Recent criticism of Uber is undoubtedly a good thing, but as this list demonstrates, its problems extend far beyond the individuals that run it or its corporate culture. With these problems, the fundamental question should not be whether Uber can reform its workplace culture, or whether Kalanick should stay on as CEO, or if he is overly important to the company. Rather it should be whether Uber, and companies like it, should be tolerated at all. In Uber’s case, it is unclear whether it is any better than regulated taxis broadly. Individuals might like Uber’s service — and that’s fine, and also to be expected, considering their rides are all subsidized by Uber’s investors — but policy should not cater what certain segments of the population want, especially if they don’t understand how the company operates.
Another important point is that Uber’s reckless behavior has been tolerated and excused because of its ascending position in the market. But as the clear industry leader today, that is part of the reason why it is now in the crosshairs, even though other ride-hailing companies suffer from some of the same problems as Uber. (Lyft eagerly capitalized on Uber’s misfortunes following the JFK protests, for example.) Importantly, they too have not developed ways to be profitable or more efficient than regulated, fleet-based taxis. Even Juno, the supposedly fair and ethical ride-hailing company that gave its drivers equity in its business, sold them out when it was acquired.

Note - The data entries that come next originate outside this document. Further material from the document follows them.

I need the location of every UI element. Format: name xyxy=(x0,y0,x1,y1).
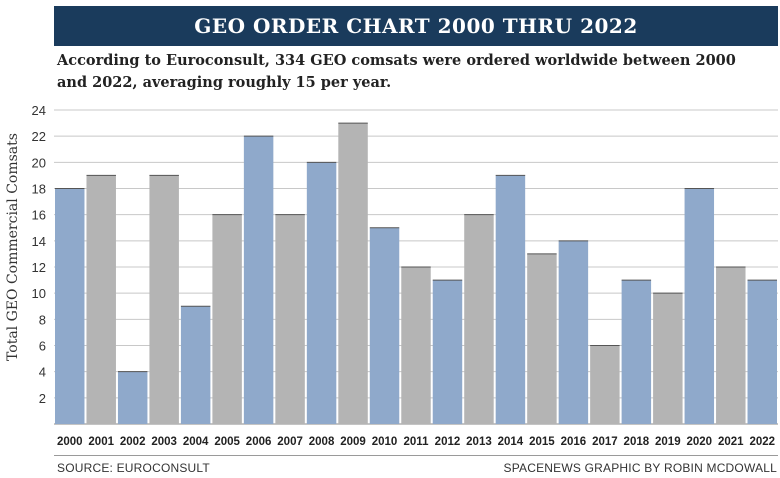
bar-2008 xyxy=(306,162,337,425)
x-tick-label: 2009 xyxy=(340,436,366,448)
x-tick-label: 2018 xyxy=(624,436,650,448)
bar-2017 xyxy=(590,345,620,424)
x-tick-label: 2022 xyxy=(749,436,775,448)
bar-2004 xyxy=(180,306,211,424)
credit-note: SPACENEWS GRAPHIC BY ROBIN MCDOWALL xyxy=(503,461,777,475)
y-tick-label: 12 xyxy=(32,260,46,275)
x-tick-label: 2017 xyxy=(592,436,618,448)
bar-2003 xyxy=(149,175,179,424)
bar-2019 xyxy=(653,293,683,424)
bar-2016 xyxy=(558,240,589,424)
x-tick-label: 2008 xyxy=(309,436,335,448)
x-tick-label: 2015 xyxy=(529,436,555,448)
bar-2011 xyxy=(401,267,431,424)
x-tick-label: 2006 xyxy=(246,436,272,448)
x-tick-label: 2012 xyxy=(435,436,461,448)
bar-2021 xyxy=(716,267,746,424)
bar-2020 xyxy=(684,188,715,424)
x-tick-label: 2001 xyxy=(88,436,114,448)
chart-title-bar: GEO ORDER CHART 2000 THRU 2022 xyxy=(54,6,778,46)
x-tick-label: 2019 xyxy=(655,436,681,448)
bar-2013 xyxy=(464,214,494,424)
bar-2010 xyxy=(369,227,400,424)
y-tick-label: 20 xyxy=(32,155,46,170)
x-tick-label: 2021 xyxy=(718,436,744,448)
y-tick-label: 6 xyxy=(39,339,46,354)
x-tick-label: 2005 xyxy=(214,436,240,448)
bars xyxy=(55,122,777,425)
x-tick-labels: 2000 2001 2002 2003 2004 2005 2006 2007 2008 2009… xyxy=(57,436,775,448)
x-tick-label: 2007 xyxy=(277,436,303,448)
y-tick-label: 18 xyxy=(32,182,46,197)
bar-2015 xyxy=(527,253,557,424)
x-tick-label: 2004 xyxy=(183,436,209,448)
x-tick-label: 2014 xyxy=(498,436,524,448)
x-tick-label: 2013 xyxy=(466,436,492,448)
bar-2002 xyxy=(117,371,148,424)
bar-2000 xyxy=(55,188,85,424)
y-tick-label: 10 xyxy=(32,286,46,301)
footer-rule xyxy=(54,455,778,456)
x-tick-label: 2003 xyxy=(151,436,177,448)
chart-title: GEO ORDER CHART 2000 THRU 2022 xyxy=(194,14,638,38)
bar-2018 xyxy=(621,280,652,424)
y-tick-label: 22 xyxy=(32,129,46,144)
x-tick-label: 2011 xyxy=(404,436,430,448)
bar-2006 xyxy=(243,136,274,424)
x-tick-label: 2000 xyxy=(57,436,83,448)
x-tick-label: 2016 xyxy=(561,436,587,448)
bar-2022 xyxy=(747,280,777,424)
source-note: SOURCE: EUROCONSULT xyxy=(57,461,210,475)
bar-2001 xyxy=(86,175,116,424)
chart-subtitle: According to Euroconsult, 334 GEO comsat… xyxy=(57,52,736,91)
y-tick-label: 4 xyxy=(39,365,46,380)
y-tick-label: 24 xyxy=(32,103,46,118)
y-tick-label: 16 xyxy=(32,208,46,223)
x-tick-label: 2020 xyxy=(687,436,713,448)
y-tick-label: 8 xyxy=(39,312,46,327)
bar-2009 xyxy=(338,123,368,424)
y-tick-label: 14 xyxy=(32,234,46,249)
x-tick-label: 2002 xyxy=(120,436,146,448)
y-tick-label: 2 xyxy=(39,391,46,406)
x-tick-label: 2010 xyxy=(372,436,398,448)
bar-2007 xyxy=(275,214,305,424)
bar-2012 xyxy=(432,280,463,424)
bar-2014 xyxy=(495,175,526,424)
bar-2005 xyxy=(212,214,242,424)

So, while some have suggested that the solution is simply to stop using Uber (and, ostensibly, to use competitors like Lyft or Gett), this is no solution at all. The solution is making sure that these companies are subject to the same regulations as traditional taxis, as well as that they comply with labor and other laws, all of which was unsurprisingly absent from the Holder report. This is the innovative idea that is also a solution to many of Silicon Valley’s problems, regardless of the industry.
Uber might not be able to survive if it started caring about the safety of its passengers, the exploitation of its drivers, or the social costs it shifts onto the rest of us (it’s in trouble already), but maybe it shouldn’t. As politicians plot with Silicon Valley to take over public infrastructure and to revamp the fundamental nature of work, maybe Silicon Valley shouldn’t either.